Mustafa AKYÜREK


KAPİTAL VE VİRÜS

MUSTAFA AKYÜREK


Başınızı elleriniz arasına alıp kara kara düşünmeye başladınız mı?

Sonra, ‘atı alan Üsküdar´ı çoktan geçti´ dediğinizi duyar gibi oluyorum. Arkasından ‘Allah´ın dediği olur´ tevekkelelere secde ettiğinizi düşünmüyor değilim.
Ancak, gündelik yaşamın gel-git serenomileri arasında daha gerilere gitmek istiyorum…
Doğu´luyuz, Doğu´lusunuz. Tarlamızda, çubuğumuzda, meramızda Doğu´luyuz, Doğu´luyduk. Az daha aşağılara indiğimizde tezgahın başındaydık.
Bizler, keçimizden-koyunumuzdan telemesini incir ağacının duldasında mayalardık. Odun ateşinde bazlama yapardık. Tandır ekmeğine peynir-çökelek dürerdik.
Siz bakmayın Asya-Avrupa arasında köprü olduğumuza… Gövdemiz Doğu´luydu. Doğulu doğulu mutluyduk, hurafeler olmasa.
Yüzyıllar öncesine gittiğimizde ise Dedem Korkut elinde kopuzuyla el sallar bize.
Otağında, obasında Divan başındaydı Hatunlar. ‘Zira at binenin kılıç kuşananın´dır. Ata binen ve kılıç kuşanan kadın ve erkektir. Yanlış bunun neresinde?
Tarihin bir yerinde Anadolu gündeme gelir Koca İmparatorluğun orta yerinde…
Beylikler, Selçuklu, Anadolu Selçuklu ve diğerleri.
Ve nihayet Cumhuriyet… Cumhuriyetin yayıldığı topraklar. Anadolu denen coğrafya.
Anadolu anaçtır. Üzerinde yaşayanlara sütünü verir urbasını giydirir.

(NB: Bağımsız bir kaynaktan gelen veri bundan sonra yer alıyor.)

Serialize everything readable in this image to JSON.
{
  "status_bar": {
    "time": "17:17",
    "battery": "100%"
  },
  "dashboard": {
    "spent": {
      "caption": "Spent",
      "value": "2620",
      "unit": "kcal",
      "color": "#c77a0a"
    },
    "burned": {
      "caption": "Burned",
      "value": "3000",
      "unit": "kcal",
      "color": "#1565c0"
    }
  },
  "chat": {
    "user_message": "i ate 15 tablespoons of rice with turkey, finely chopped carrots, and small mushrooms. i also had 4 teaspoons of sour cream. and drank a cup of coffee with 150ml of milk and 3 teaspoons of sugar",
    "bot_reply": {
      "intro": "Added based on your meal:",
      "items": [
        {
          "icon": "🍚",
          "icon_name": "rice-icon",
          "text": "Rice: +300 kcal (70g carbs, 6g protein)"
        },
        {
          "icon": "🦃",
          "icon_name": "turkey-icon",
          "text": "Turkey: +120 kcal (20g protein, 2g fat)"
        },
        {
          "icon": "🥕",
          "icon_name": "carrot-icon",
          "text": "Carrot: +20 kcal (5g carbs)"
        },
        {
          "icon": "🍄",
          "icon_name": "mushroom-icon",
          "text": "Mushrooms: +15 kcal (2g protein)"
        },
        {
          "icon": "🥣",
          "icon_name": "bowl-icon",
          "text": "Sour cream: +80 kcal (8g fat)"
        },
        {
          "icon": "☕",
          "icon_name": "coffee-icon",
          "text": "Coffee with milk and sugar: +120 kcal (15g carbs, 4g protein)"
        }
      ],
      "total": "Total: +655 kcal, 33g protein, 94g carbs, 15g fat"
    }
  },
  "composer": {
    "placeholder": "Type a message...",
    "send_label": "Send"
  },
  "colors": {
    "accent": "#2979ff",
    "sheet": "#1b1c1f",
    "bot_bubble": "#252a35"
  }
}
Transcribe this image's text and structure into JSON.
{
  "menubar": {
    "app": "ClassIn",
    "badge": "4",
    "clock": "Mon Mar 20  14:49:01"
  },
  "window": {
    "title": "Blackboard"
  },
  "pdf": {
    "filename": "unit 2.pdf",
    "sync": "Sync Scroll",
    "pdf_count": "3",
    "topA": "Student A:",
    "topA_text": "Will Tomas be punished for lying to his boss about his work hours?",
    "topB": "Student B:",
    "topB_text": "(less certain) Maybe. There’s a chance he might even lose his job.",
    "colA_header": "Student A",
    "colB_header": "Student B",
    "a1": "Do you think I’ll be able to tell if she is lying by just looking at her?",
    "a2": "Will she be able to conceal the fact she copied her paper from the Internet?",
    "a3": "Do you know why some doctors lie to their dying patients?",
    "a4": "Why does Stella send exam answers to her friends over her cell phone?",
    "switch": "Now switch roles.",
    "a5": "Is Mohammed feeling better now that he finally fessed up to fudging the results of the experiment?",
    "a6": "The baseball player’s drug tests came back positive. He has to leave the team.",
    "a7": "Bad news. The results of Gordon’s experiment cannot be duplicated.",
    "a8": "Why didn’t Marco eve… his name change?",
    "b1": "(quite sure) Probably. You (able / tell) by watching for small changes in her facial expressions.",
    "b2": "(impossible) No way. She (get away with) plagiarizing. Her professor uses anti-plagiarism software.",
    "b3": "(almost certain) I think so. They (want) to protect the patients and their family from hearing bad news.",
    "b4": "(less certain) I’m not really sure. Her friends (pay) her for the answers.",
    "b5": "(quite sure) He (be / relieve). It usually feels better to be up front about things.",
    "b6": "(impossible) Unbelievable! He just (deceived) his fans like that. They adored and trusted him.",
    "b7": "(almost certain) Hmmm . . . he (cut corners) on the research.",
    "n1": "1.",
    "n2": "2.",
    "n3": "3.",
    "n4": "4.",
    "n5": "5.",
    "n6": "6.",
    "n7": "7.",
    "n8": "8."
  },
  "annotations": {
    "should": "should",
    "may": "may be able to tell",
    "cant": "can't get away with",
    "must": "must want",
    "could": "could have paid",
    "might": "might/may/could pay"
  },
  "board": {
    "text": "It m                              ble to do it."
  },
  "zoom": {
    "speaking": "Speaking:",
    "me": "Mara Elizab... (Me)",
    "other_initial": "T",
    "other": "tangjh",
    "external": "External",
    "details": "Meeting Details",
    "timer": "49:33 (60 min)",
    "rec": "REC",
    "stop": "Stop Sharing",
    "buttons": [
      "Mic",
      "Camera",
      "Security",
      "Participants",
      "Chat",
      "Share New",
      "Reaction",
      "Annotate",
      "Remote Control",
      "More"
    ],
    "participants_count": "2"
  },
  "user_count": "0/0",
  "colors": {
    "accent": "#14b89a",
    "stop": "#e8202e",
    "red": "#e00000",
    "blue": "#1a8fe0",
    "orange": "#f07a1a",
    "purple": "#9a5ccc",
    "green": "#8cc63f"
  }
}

Ama yoksuldur Anadolu insanı. Bir o kadar da onurlu ve gururludur.
Bütün dünyada veba salgını kırıp geçirirken Batı´yı, insanımız toprağa el sürmüş, yarasına tütün basmıştır.
Doğaya sığınıp kara çıbana, trahoma em sürmüştür… Bunu yaparken deneme- yanılma yolunu seçmiş, çiçeği - yaprağı ve toprağı yüceltmiştir.
İbn-i Haldun, İbn-i Sina, Harezmileri Hekim bilmiş; kilisede meleklerin erkek mi dişi mi oldukları tartışılırken.
Kalemin ucu kaçıyor. Gel-git ekseninde geziniyoruz bazen. Son yüzyılı deşelemeye çalışalım…
Dünya Savaşı yıllarını da kapsayacak şekilde coğrafyamıza baktığımızda türlü türlü hastalıklar görürüz… Trahom, kara çıban, sıtma, verem, cüzzam, çiçek…
Bu hastalıkların kökeninde hep yoksulluk ve eğitim yoksunluğu vardı.
Ne var ki, veremin bir yanı her zaman ‘Kara Sevda´ olmuştur. Bunun uğruna da nice ağıtlar düzülmüş, içli şiirler yazılmıştır.
Daha, yakın zamana kadar ev ev dolaşılarak sıtma yokedilmeye çalışılmıştır.
Anofel dağların ardına çekilmiş. Sıtma Humma ile anılmaya devam etmiştir.
Hiv, sars ve corona… Adı üstünde mikroptur bunlar.
Dünyayı sarıp-sarmalayan bu tür virüsler bize Batı´dan gelmişlerdir.
Batı´nın ve bizdeki uzantılarının ilişki zincirleri ve zevkleri çakışınca ‘yeme de yanında yat´ deyimi bir kez daha dudaklarımıza yapışır.
Yapay çim balkonlarda oturanlar ürkek ve tedirgin olduklarından olsa gerek ayak takımı olarak nitelendirdikleri kişilere -gizli gizli- gıpta ile bakarlar.
Bunun için çitlerde kendiliğinden yetişen böğürtlen ve kuşburnunun sanayisini bile yapıp sofralarına buyur ettiler.
Şimdi tereyağı, kaymak, lavaş, kekik vs. diyorlar.
Yine de virüslerden, zamansız ölümlerden kaçamıyorlar, kaçamıyoruz…
Zira, oburluk ve hırs vardır…
En önemlisi KAPİTAL denen AKÇE vardır!